安顿妥当之后,康翼又立刻吩咐亲信严加守护,日夜看护春桃,严防嫪朵派人追杀灭口,只待时机一到,便持实证直闯公堂,为妻翻冤。
这日清晨,天光大晴,睦州城内却一片荒芜死寂。
整条长街阴气沉沉,地面泥泞湿滑,家家户户门户大开,屋舍破败不堪,断壁残垣随处可见,不少房舍早已烧成焦土。

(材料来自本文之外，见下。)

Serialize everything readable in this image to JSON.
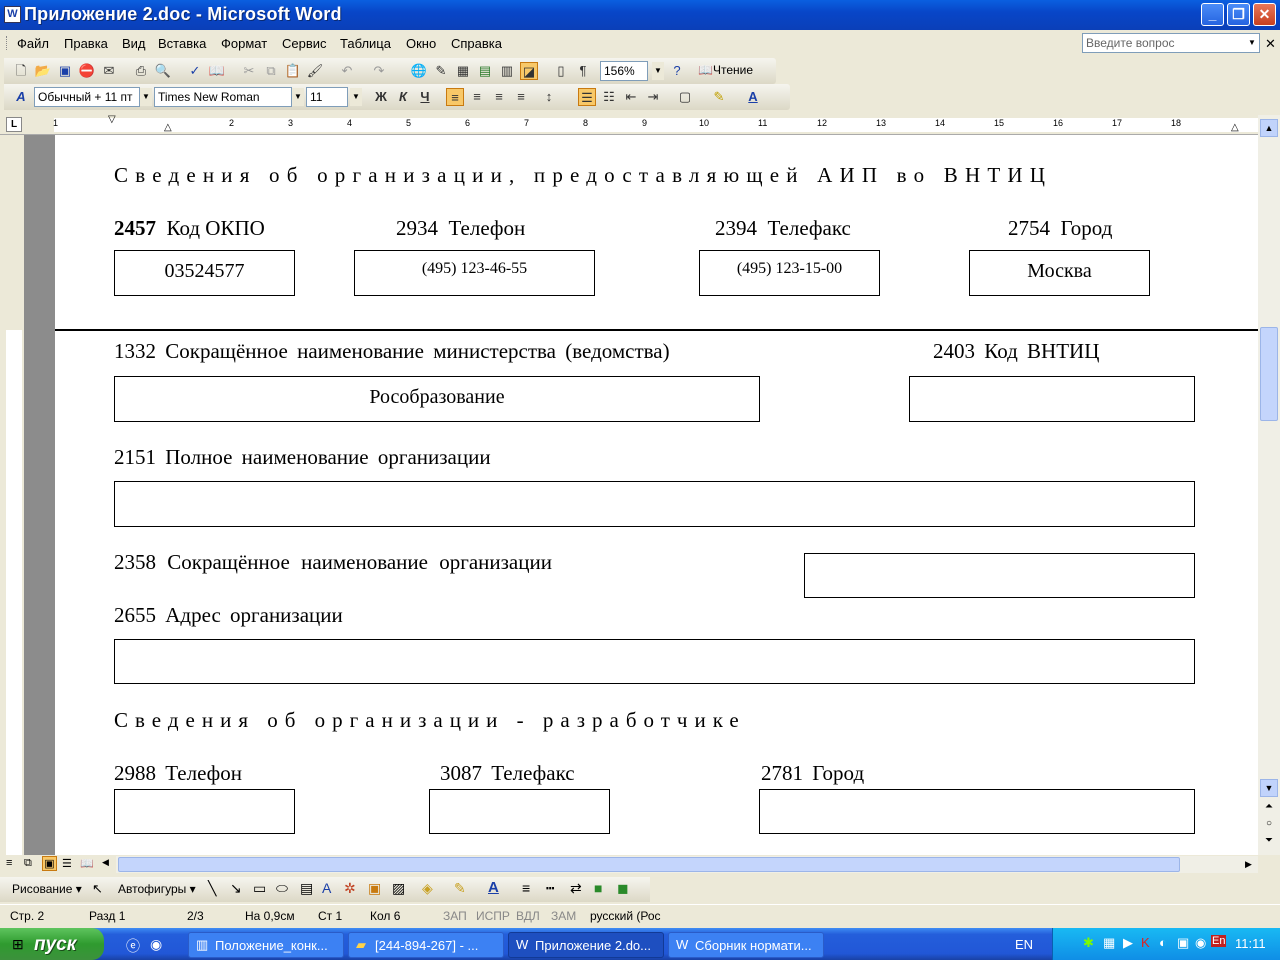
{
  "window": {
    "title": "Приложение 2.doc - Microsoft Word",
    "app_icon": "W"
  },
  "menu": {
    "items": [
      "Файл",
      "Правка",
      "Вид",
      "Вставка",
      "Формат",
      "Сервис",
      "Таблица",
      "Окно",
      "Справка"
    ],
    "help_placeholder": "Введите вопрос"
  },
  "standard_toolbar": {
    "zoom": "156%",
    "reading_label": "Чтение"
  },
  "format_toolbar": {
    "style": "Обычный + 11 пт",
    "font": "Times New Roman",
    "size": "11",
    "bold": "Ж",
    "italic": "К",
    "underline": "Ч"
  },
  "ruler": {
    "numbers": [
      "1",
      "2",
      "3",
      "4",
      "5",
      "6",
      "7",
      "8",
      "9",
      "10",
      "11",
      "12",
      "13",
      "14",
      "15",
      "16",
      "17",
      "18"
    ]
  },
  "document": {
    "section1_title": "Сведения об организации, предоставляющей АИП во ВНТИЦ",
    "okpo_code": "2457",
    "okpo_label": "Код ОКПО",
    "okpo_value": "03524577",
    "phone_code": "2934",
    "phone_label": "Телефон",
    "phone_value": "(495) 123-46-55",
    "fax_code": "2394",
    "fax_label": "Телефакс",
    "fax_value": "(495) 123-15-00",
    "city_code": "2754",
    "city_label": "Город",
    "city_value": "Москва",
    "ministry_label": "1332 Сокращённое наименование министерства (ведомства)",
    "ministry_value": "Рособразование",
    "vntic_label": "2403 Код ВНТИЦ",
    "fullname_label": "2151 Полное наименование организации",
    "shortname_label": "2358 Сокращённое наименование организации",
    "address_label": "2655 Адрес организации",
    "section2_title": "Сведения об организации - разработчике",
    "dev_phone_label": "2988 Телефон",
    "dev_fax_label": "3087 Телефакс",
    "dev_city_label": "2781 Город"
  },
  "drawing_toolbar": {
    "draw_label": "Рисование",
    "autoshapes_label": "Автофигуры"
  },
  "status": {
    "page": "Стр. 2",
    "section": "Разд 1",
    "pages": "2/3",
    "position": "На 0,9см",
    "line": "Ст 1",
    "col": "Кол 6",
    "rec": "ЗАП",
    "trk": "ИСПР",
    "ext": "ВДЛ",
    "ovr": "ЗАМ",
    "lang": "русский (Рос"
  },
  "taskbar": {
    "start": "пуск",
    "tasks": [
      "Положение_конк...",
      "[244-894-267] - ...",
      "Приложение 2.do...",
      "Сборник нормати..."
    ],
    "lang": "EN",
    "time": "11:11"
  }
}
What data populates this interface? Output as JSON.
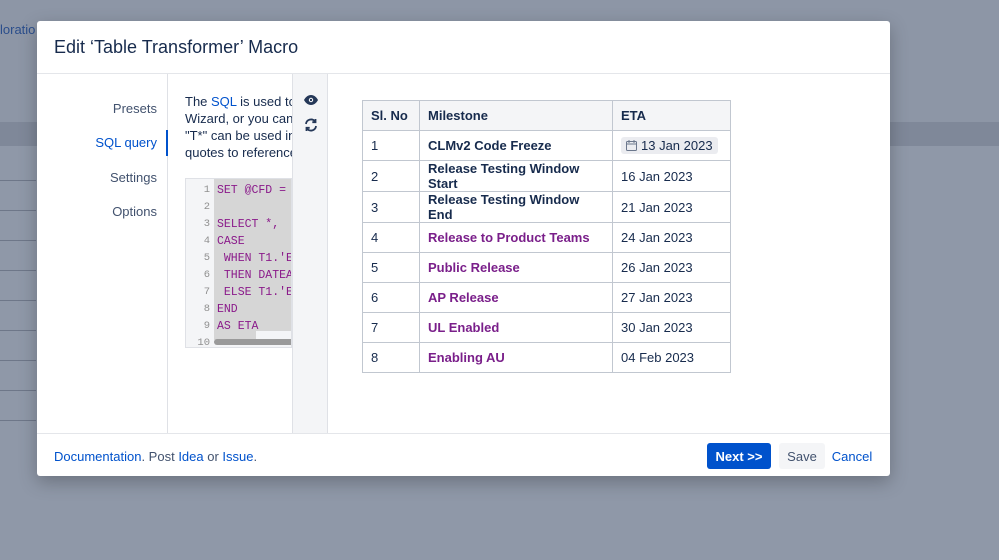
{
  "background": {
    "breadcrumb_fragment": "loratio"
  },
  "dialog": {
    "title": "Edit ‘Table Transformer’ Macro",
    "nav": [
      {
        "label": "Presets",
        "active": false
      },
      {
        "label": "SQL query",
        "active": true
      },
      {
        "label": "Settings",
        "active": false
      },
      {
        "label": "Options",
        "active": false
      }
    ],
    "description": {
      "line1_prefix": "The ",
      "line1_link": "SQL",
      "line1_suffix": " is used to",
      "line2": "Wizard, or you can",
      "line3": "\"T*\" can be used in",
      "line4": "quotes to reference"
    },
    "code": {
      "lines": [
        {
          "n": "1",
          "text": "SET @CFD = "
        },
        {
          "n": "2",
          "text": ""
        },
        {
          "n": "3",
          "text": "SELECT *, "
        },
        {
          "n": "4",
          "text": "CASE"
        },
        {
          "n": "5",
          "text": " WHEN T1.'E"
        },
        {
          "n": "6",
          "text": " THEN DATEA"
        },
        {
          "n": "7",
          "text": " ELSE T1.'E"
        },
        {
          "n": "8",
          "text": "END"
        },
        {
          "n": "9",
          "text": "AS ETA"
        },
        {
          "n": "10",
          "text": ""
        }
      ]
    },
    "tools": {
      "preview_icon": "eye-icon",
      "refresh_icon": "refresh-icon"
    },
    "table": {
      "headers": [
        "Sl. No",
        "Milestone",
        "ETA"
      ],
      "rows": [
        {
          "no": "1",
          "milestone": "CLMv2 Code Freeze",
          "eta": "13 Jan 2023",
          "color": "#172b4d",
          "chip": true
        },
        {
          "no": "2",
          "milestone": "Release Testing Window Start",
          "eta": "16 Jan 2023",
          "color": "#172b4d",
          "chip": false
        },
        {
          "no": "3",
          "milestone": "Release Testing Window End",
          "eta": "21 Jan 2023",
          "color": "#172b4d",
          "chip": false
        },
        {
          "no": "4",
          "milestone": "Release to Product Teams",
          "eta": "24 Jan 2023",
          "color": "#7a1f8a",
          "chip": false
        },
        {
          "no": "5",
          "milestone": "Public Release",
          "eta": "26 Jan 2023",
          "color": "#7a1f8a",
          "chip": false
        },
        {
          "no": "6",
          "milestone": "AP Release",
          "eta": "27 Jan 2023",
          "color": "#7a1f8a",
          "chip": false
        },
        {
          "no": "7",
          "milestone": "UL Enabled",
          "eta": "30 Jan 2023",
          "color": "#7a1f8a",
          "chip": false
        },
        {
          "no": "8",
          "milestone": "Enabling AU",
          "eta": "04 Feb 2023",
          "color": "#7a1f8a",
          "chip": false
        }
      ]
    },
    "footer": {
      "documentation": "Documentation",
      "post_text": ". Post ",
      "idea": "Idea",
      "or_text": " or ",
      "issue": "Issue",
      "end_text": ".",
      "next_label": "Next >>",
      "save_label": "Save",
      "cancel_label": "Cancel"
    }
  }
}
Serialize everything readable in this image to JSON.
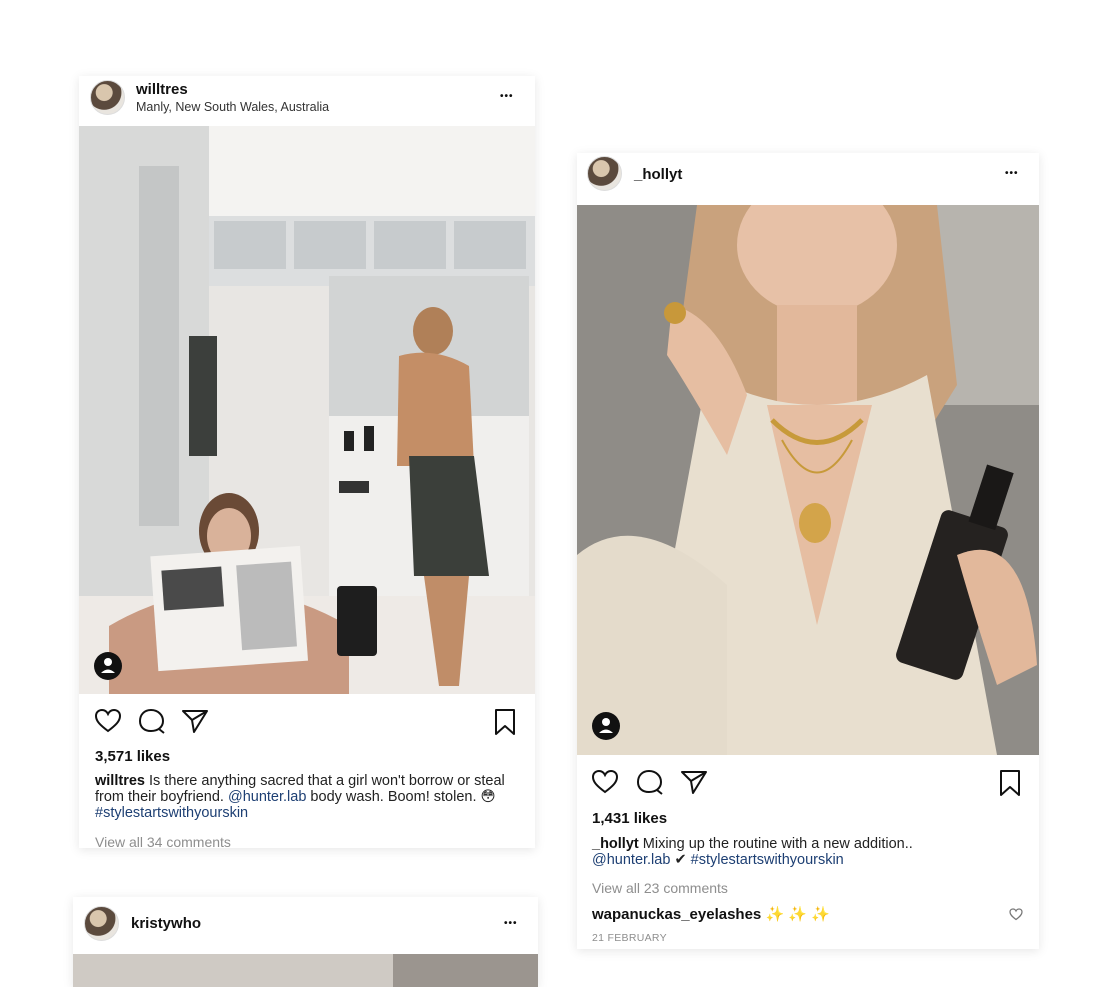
{
  "posts": [
    {
      "username": "willtres",
      "location": "Manly, New South Wales, Australia",
      "more": "•••",
      "likes": "3,571 likes",
      "caption_user": "willtres",
      "caption_text": " Is there anything sacred that a girl won't borrow or steal from their boyfriend. ",
      "caption_mention": "@hunter.lab",
      "caption_text2": " body wash. Boom! stolen. 😳 ",
      "caption_hashtag": "#stylestartswithyourskin",
      "view_all": "View all 34 comments"
    },
    {
      "username": "_hollyt",
      "more": "•••",
      "likes": "1,431 likes",
      "caption_user": "_hollyt",
      "caption_text": " Mixing up the routine with a new addition..",
      "caption_mention": "@hunter.lab",
      "caption_check": " ✔ ",
      "caption_hashtag": "#stylestartswithyourskin",
      "view_all": "View all 23 comments",
      "comment_user": "wapanuckas_eyelashes",
      "comment_emoji": " ✨ ✨ ✨",
      "date": "21 FEBRUARY"
    },
    {
      "username": "kristywho",
      "more": "•••"
    }
  ],
  "icons": [
    "heart-icon",
    "comment-icon",
    "share-icon",
    "bookmark-icon",
    "user-tag-icon",
    "small-heart-icon"
  ],
  "colors": {
    "link": "#1d3f73",
    "muted": "#8e8e8e"
  }
}
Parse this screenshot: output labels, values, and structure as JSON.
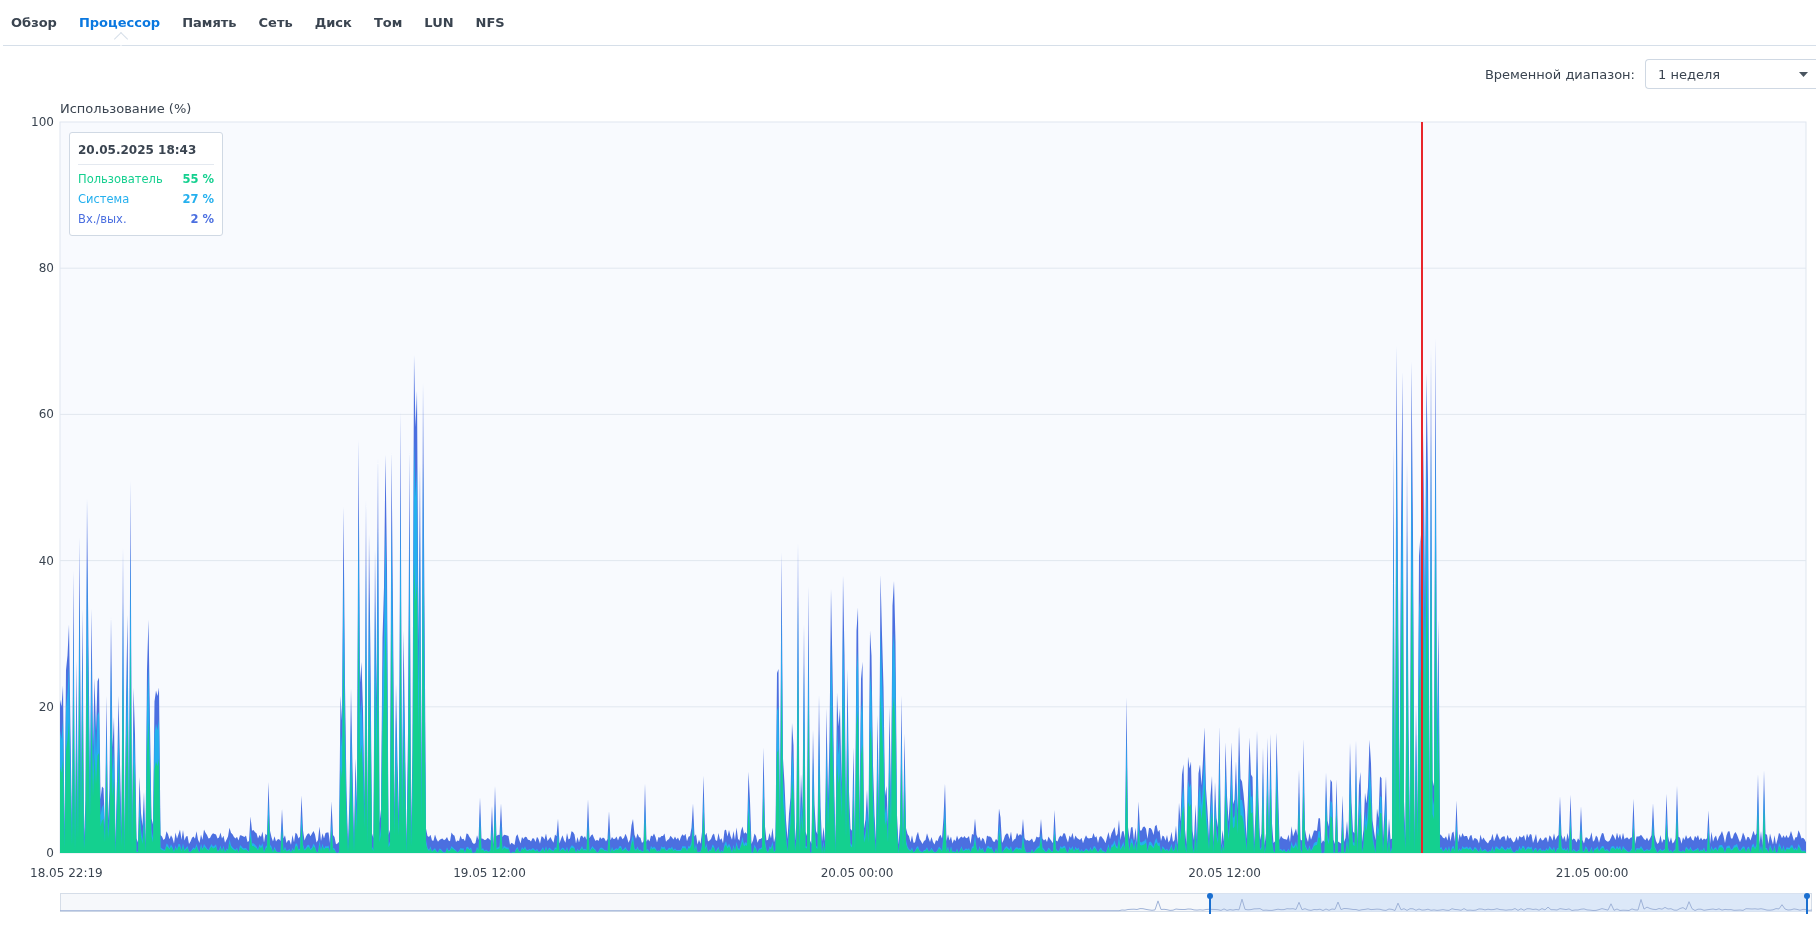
{
  "tabs": [
    {
      "label": "Обзор",
      "selected": false
    },
    {
      "label": "Процессор",
      "selected": true
    },
    {
      "label": "Память",
      "selected": false
    },
    {
      "label": "Сеть",
      "selected": false
    },
    {
      "label": "Диск",
      "selected": false
    },
    {
      "label": "Том",
      "selected": false
    },
    {
      "label": "LUN",
      "selected": false
    },
    {
      "label": "NFS",
      "selected": false
    }
  ],
  "time_range": {
    "label": "Временной диапазон:",
    "value": "1 неделя"
  },
  "chart": {
    "ylabel": "Использование (%)",
    "yticks": [
      "100",
      "80",
      "60",
      "40",
      "20",
      "0"
    ],
    "xlabels": [
      "18.05 22:19",
      "19.05 12:00",
      "20.05 00:00",
      "20.05 12:00",
      "21.05 00:00"
    ],
    "tooltip": {
      "title": "20.05.2025 18:43",
      "rows": [
        {
          "label": "Пользователь",
          "value": "55 %",
          "color": "#14d08f"
        },
        {
          "label": "Система",
          "value": "27 %",
          "color": "#25b0ee"
        },
        {
          "label": "Вх./вых.",
          "value": "2 %",
          "color": "#4b6fe0"
        }
      ]
    }
  }
}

家家户户门前悬着白幡,纸钱随风乱舞,棺木横陈遍地,半空黑烟滚滚,呛人鼻息。
街道两旁,尽是席地而坐的百姓,个个衣衫褴褛、面黄肌瘦、骨瘦如柴,不少人咳个不停。
他们目光浑浊而警惕,四下张望。
每两户屋舍之间,都架着一口铜缸,缸下燃着炭火,锅里煮着血淋淋的肉块。
更有百姓攥着带血的骨头,低头用力舔舐,模样凄惨可怖。
贶琴与辛楚早知此处瘟疫横行,踏入睦州时便撕下衣襟蒙住口鼻。
可刚进城,辛楚便知此地之人已是回天乏术,连他们自己都极易染病,当即沉声道:“走吧。疫病非寻常天灾人祸,贸然停留,只会把自己也搭进去。”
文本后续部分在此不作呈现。